I have two classroom libraries.  One for leveled readers (pictured above) and one for classroom books organized by theme, nonfiction, and fiction.  Students have book boxes that look exactly like these leveled reader book bins.  They can "shop" for new books for their book boxes weekly or bi-weekly (depending how much time we have).  I generally have the kiddos choose 6 books at their "just right" reading level and 2 "dessert books" of their choice from any one of the leveled readers bins and/or our other classroom library.

     My guided reading table pictured above, has chairs that I found last summer at Target on clearance for $5.  The green dots on the table are dry erase circles (how cool is that?!) that I bought on Amazon for $8. I love them because they mark the students' spots at the table.  For some reason I found that they had all these space at the table but they practically sat on top of each other.  Now, they have clearly defined spaces that also serve as work spaces.  We use wipe off markers and the green circles to practice writing blends, vowel sounds, work endings, tricky vocabulary words and more.  I really do love them and so do the kids.  They wipe off really easy and they have stayed on the table really well and yet leave no residue when you peel them off.  I will say that sometimes the precious cherubs need reminders not to peel them. :-)

     Just behind the guided reading table, and within my reach is this plastic organizing system that I bought at Staples.  I have all the materials I need for my reading groups here.  The pink sticky notes are the various numbered guided reading groups I see and in each of those drawers are the books we are working on at each level, folders that the students use for work they are currently working on (reading strategy charts, fluency drills and practice, and reading comprehension practice sheets).  I also keep my teacher resource materials that I need to conduct guided reading groups here too.  These materials are in a small 3 drawer plastic file placed on top of my students' files.  In here I keep blank running record logs, highlighting tape, story sticks, pointer fingers and more!

     Perhaps the most handy and the most used organizational tool I have is this plastic six drawer file system that I keep under my desk.

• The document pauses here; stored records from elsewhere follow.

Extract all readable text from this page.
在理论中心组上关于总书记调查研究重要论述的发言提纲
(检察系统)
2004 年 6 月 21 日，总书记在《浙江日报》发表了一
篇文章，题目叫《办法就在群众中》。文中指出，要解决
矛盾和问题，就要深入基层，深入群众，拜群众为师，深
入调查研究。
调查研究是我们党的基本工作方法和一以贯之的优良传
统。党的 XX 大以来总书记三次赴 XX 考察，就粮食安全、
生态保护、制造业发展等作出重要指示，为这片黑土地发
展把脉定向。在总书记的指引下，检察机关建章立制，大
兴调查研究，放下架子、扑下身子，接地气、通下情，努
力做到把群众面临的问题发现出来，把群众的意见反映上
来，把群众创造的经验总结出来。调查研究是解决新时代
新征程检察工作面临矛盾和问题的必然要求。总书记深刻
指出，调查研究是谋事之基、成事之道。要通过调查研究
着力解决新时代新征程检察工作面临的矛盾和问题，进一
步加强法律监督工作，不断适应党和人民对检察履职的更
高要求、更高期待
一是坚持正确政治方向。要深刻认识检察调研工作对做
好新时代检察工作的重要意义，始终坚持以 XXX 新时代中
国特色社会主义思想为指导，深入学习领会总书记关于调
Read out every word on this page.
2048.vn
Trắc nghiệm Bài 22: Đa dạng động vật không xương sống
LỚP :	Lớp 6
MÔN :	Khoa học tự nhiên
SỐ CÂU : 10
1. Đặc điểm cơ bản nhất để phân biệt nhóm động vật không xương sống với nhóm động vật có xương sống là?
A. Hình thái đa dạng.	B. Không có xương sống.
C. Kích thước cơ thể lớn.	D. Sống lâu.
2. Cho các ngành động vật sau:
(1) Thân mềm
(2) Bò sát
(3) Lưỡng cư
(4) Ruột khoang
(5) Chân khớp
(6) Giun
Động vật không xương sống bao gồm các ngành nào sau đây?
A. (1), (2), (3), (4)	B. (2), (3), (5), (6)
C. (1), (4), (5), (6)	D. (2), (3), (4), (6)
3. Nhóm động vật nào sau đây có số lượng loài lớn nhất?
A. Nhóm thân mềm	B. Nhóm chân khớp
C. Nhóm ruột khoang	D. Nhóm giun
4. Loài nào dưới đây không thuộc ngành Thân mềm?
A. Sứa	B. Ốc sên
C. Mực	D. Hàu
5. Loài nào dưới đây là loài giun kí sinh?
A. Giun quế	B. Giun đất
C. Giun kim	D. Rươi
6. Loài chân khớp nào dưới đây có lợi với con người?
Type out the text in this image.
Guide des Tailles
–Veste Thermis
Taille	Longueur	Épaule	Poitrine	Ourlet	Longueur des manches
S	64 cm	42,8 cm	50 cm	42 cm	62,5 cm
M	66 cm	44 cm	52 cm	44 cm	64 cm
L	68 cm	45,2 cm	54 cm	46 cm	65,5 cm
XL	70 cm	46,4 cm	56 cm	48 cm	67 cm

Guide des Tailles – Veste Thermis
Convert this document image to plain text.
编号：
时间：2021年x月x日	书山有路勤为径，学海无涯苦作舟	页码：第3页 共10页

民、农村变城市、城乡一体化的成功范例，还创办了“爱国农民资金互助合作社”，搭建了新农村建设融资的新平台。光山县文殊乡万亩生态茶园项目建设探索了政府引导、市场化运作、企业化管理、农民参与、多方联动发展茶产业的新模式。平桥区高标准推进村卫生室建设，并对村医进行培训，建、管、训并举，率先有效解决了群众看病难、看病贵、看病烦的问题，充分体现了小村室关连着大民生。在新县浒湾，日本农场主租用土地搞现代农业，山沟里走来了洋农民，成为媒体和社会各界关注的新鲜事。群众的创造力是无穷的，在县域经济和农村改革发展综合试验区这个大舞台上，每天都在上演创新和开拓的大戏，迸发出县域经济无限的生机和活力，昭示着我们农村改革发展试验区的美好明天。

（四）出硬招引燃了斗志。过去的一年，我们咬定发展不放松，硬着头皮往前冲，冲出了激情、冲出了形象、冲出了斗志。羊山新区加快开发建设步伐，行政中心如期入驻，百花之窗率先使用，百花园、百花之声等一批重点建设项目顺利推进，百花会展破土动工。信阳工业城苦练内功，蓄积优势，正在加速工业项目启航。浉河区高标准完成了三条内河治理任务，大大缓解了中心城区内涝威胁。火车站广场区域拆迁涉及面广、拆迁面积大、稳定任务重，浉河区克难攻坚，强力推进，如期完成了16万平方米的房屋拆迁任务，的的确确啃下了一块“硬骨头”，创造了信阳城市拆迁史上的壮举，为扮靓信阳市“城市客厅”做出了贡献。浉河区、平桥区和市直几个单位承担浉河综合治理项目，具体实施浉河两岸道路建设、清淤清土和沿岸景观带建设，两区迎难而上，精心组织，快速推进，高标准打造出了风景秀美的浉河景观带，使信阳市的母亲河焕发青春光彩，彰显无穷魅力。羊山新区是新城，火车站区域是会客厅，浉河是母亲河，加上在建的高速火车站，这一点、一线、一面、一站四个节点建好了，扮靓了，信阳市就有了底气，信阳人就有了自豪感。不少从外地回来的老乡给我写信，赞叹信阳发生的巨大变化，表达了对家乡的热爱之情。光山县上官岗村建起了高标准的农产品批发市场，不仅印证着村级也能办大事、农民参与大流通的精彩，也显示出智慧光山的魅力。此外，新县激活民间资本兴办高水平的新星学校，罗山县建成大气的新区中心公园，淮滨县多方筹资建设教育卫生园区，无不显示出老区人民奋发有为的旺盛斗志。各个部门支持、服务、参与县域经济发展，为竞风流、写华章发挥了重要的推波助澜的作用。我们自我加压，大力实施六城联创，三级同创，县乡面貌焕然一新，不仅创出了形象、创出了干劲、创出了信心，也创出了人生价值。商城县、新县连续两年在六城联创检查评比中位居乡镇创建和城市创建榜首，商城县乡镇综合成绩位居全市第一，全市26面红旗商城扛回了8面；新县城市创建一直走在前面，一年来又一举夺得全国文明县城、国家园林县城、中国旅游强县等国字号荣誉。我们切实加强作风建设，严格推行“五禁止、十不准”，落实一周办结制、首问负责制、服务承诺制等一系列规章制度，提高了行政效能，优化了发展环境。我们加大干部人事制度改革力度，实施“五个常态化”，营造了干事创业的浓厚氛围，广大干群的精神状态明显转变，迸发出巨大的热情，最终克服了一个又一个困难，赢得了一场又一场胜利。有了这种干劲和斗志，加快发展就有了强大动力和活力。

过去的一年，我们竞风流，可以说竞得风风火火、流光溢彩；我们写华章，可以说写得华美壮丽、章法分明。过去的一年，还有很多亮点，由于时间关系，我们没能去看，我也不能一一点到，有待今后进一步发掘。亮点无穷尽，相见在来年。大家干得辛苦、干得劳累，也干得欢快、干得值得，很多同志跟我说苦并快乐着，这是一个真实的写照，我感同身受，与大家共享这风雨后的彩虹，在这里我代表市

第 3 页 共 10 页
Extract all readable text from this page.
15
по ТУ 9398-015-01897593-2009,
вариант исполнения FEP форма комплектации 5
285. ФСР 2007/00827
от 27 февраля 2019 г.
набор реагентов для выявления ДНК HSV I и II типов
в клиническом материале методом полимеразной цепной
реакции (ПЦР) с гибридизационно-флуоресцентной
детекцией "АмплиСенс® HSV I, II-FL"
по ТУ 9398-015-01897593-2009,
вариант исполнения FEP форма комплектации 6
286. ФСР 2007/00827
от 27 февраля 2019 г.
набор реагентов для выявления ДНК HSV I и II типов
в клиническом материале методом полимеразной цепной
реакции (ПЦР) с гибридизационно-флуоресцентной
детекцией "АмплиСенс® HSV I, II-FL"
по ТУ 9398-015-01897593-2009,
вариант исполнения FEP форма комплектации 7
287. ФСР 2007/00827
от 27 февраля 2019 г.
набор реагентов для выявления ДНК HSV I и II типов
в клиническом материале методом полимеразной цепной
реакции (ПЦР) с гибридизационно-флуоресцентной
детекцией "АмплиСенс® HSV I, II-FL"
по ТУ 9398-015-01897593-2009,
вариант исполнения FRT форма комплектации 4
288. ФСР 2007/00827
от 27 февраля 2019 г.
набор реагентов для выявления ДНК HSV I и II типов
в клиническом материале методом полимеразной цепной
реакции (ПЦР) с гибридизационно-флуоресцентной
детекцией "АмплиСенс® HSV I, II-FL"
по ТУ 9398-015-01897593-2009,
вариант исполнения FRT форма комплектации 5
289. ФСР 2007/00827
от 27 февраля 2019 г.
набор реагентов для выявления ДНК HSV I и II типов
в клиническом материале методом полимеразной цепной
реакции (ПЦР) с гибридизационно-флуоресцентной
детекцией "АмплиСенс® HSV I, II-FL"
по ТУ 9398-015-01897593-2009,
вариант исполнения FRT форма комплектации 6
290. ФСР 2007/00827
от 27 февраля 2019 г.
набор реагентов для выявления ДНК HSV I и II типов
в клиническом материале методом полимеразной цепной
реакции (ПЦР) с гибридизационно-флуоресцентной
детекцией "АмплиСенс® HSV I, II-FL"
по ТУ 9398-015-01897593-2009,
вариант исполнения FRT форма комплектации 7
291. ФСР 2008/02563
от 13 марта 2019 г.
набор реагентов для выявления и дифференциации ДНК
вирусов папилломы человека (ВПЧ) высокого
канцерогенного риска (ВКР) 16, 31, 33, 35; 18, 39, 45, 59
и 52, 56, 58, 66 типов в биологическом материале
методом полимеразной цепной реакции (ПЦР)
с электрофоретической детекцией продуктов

It is labeled with each day of the week and there is one extra bin that I use for extra morning week and extra worksheets.  All the work that I have planned for the week goes into the these bins.  When I walk in on Tuesday, I open the Tuesday drawer, pull out the morning work that I filed in there after photocopying it the week prior, and add it to the table.  I then disperse homework into the mailboxes and put any other work that is in that drawer that we are going to use for the day, on my desk under my lesson planner to have ready for the day.  Easy peezy!

  I store my classroom supply of construction paper in files by color for easy access.

     Lastly, each student has a folder filed into a plastic, portable hanging file bin.  Within these files are a red folder for collecting writing samples, a green folder for collecting spelling and dictation work samples, and a blue folder for collecting math work.  This is my data collection and there's a lot of it!  Don't you love data?  I actually have 2 of these bins (one for last names A-N, and another for O-Z).  I like that these are in portable bins so that I can carry them as needed to meetings, parent conferences, and home.  I collect these work samples as data for gauging my instruction, reporting out on, conferencing with students and parents, and also for sharing with specialists, SPED staff and others as needed.

     Whew!  O.K.  I guess I am a little bit organized.  Hopefully, you have some ideas that may work for you and you have some to share with me, I'd love to hear them!  I learn so much from other teachers!